147P - Level of concordance between EGFR mutation status obtained from tissue/cytology and blood (plasma) for advanced non-small-cell lung cancer in Spain...

Date 15 April 2016
Event European Lung Cancer Conference 2016 (ELCC) 2016
Session Poster lunch
Topics Translational Research
Non-small-cell lung cancer
Basic Principles in the Management and Treatment (of cancer)
Presenter Edurne Arriola
Citation Journal of Thoracic Oncology (2016) 11 (supplement 4): S57-S166. S1556-0864(16)X0004-4
Authors E. Arriola1, A. Paredes2, R. García Gomez3, P. Diz4, M. Constenla5, C. García Girón6, M. Amador7, M. Reck8, G. López Vivanco9
  • 1Cancer Sciences Unit, Southampton General Hospital Southampton University Hospitals NHS Trust, SO16 6YD - Southampton/GB
  • 2Servicio De Oncología Médica, Hospital Donostia, San Sebastian/ES
  • 3Servicio De Oncología Médica, Hospital General Universitario Gregorio Marañon, Madrid/ES
  • 4Servicio De Oncología Médica, Complejo Asistencial Universitario de León, Leon/ES
  • 5Servicio De Oncología Médica, Complejo Hospitalario de Pontevedra, Pontevedra/ES
  • 6Servicio De Oncología Médica, Hospital Universitario de Burgos, Burgos/ES
  • 7Medical Department, AstraZeneca, Madrid/ES
  • 8Department Of Thoracic Oncology, LungenClinic Grosshansdorf, Grosshansdorf/DE
  • 9Servicio De Oncología Médica, Hospital Universitario Cruces, Barakaldo/ES



ASSESS, a large, multicenter, non-interventional, diagnostic study (NCT01785888) evaluated local diagnostic practices for EGFR mutation testing in patients (pts) with advanced non-small-cell lung cancer (aNSCLC) in Europe/Japan. Results from the Spanish cohort are presented.


Eligible pts had newly diagnosed chemotherapy/EGFR TKI-naïve aNSCLC, and provided diagnostic tissue/cytology and blood (plasma) samples upon inclusion. DNA extracted from tissue/cytology samples underwent EGFR mutation testing according to local practices; DNA extraction from blood samples and subsequent mutation testing was performed at designated laboratories. Demographic, diagnostic and treatment data were recorded. The level of concordance between EGFR mutation status obtained from tissue/cytology and blood (plasma) samples was evaluated.

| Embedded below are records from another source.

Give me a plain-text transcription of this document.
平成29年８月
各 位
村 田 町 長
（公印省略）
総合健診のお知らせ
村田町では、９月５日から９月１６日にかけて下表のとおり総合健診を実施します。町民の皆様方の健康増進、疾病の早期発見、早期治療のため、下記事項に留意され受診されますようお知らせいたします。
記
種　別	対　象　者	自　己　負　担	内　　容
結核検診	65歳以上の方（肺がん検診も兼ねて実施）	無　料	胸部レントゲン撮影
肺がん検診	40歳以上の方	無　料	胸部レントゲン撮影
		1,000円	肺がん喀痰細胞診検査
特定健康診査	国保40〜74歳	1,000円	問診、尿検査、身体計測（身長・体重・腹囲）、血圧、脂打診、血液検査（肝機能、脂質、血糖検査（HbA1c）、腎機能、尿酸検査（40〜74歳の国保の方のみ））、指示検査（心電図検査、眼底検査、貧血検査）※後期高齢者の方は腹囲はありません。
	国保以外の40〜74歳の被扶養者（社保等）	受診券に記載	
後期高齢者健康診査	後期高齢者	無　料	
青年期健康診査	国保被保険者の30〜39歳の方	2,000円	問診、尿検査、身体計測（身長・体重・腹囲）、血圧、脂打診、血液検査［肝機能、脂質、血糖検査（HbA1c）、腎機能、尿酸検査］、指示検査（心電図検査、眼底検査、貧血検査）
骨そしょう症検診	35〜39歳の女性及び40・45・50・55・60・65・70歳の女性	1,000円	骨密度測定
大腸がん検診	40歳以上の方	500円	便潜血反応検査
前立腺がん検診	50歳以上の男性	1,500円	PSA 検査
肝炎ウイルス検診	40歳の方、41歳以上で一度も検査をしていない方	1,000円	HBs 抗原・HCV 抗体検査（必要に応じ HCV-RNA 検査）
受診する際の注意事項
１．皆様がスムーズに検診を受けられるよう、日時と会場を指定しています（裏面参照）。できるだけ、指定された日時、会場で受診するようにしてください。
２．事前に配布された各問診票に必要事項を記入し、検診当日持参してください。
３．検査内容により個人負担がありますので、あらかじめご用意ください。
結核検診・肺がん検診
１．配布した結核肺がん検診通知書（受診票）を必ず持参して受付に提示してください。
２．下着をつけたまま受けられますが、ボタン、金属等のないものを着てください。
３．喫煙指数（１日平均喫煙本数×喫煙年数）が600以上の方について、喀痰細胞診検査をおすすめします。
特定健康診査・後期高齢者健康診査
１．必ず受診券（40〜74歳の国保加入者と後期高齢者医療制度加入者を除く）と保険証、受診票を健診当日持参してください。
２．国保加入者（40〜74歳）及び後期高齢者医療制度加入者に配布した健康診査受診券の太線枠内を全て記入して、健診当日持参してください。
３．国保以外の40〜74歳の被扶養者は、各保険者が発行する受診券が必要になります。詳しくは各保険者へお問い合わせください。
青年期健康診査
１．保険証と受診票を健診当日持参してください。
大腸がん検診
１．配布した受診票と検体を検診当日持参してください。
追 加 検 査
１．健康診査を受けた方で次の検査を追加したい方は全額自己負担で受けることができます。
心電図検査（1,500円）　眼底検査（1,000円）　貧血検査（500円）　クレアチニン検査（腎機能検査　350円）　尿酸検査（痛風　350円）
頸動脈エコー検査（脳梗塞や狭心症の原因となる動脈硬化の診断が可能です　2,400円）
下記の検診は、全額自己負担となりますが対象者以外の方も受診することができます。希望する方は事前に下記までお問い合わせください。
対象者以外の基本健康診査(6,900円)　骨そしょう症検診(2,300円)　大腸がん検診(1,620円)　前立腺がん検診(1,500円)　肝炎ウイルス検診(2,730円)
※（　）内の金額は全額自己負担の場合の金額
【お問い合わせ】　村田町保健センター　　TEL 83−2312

158 pts were enrolled in Spain (1311 total). The majority were men (72.7%) and Caucasian (100%). Median age was 64.4 years. EGFR mutation could not be performed on tumor samples from 15 pts, most commonly due to insufficient specimen (62.5% of cases where a reason was given). Median turnaround time for EGFR mutation test in tumor tissue was 10 days. Mutation test success (i.e., providing a mutation result) rate was 97.9% and 100%, for tumor and plasma samples, respectively. EGFR mutations were detected in 15.4%/11% in tumor/plasma of evaluable pts (18.5%/12.5% of pts with adenocarcinoma vs 5.9%/7.5% of pts with non-adenocarcinoma, 10.6%/9.6% of male pts vs 28.2%/15.4% of female pts and 55.6%/22.2% never vs 3.9%/5.7% current smokers); 86.4% of the EGFR mutant pts went on to receive EGFR-TKIs. Concordance rate between detection methods (tumor vs plasma) was 89%. Plasma sensitivity was 45.5% and specificity 96.7%. Positive predictive value was 71% and negative predictive value was 91%.


86.4% of EGFR mutated pts received treatment with EGFR-TKI confirming the importance of performing the EGFR mutation testing at diagnosis. EGFR mutation testing in plasma is a good alternative to tumor testing when tissue is not available with high specificity. However, currently, tumor testing remains the preferred option.

Clinical trial identification


Legal entity responsible for the study





M. Amador: AstraZaeneca employee. M. Reck: Advisory Board and honoraria for lectures: Hoffmann-La Roche, Lilly, MSD, BMS, AstraZeneca, Boehringer-Ingelheim, Pfizer, Novartis. All other authors have declared no conflicts of interest.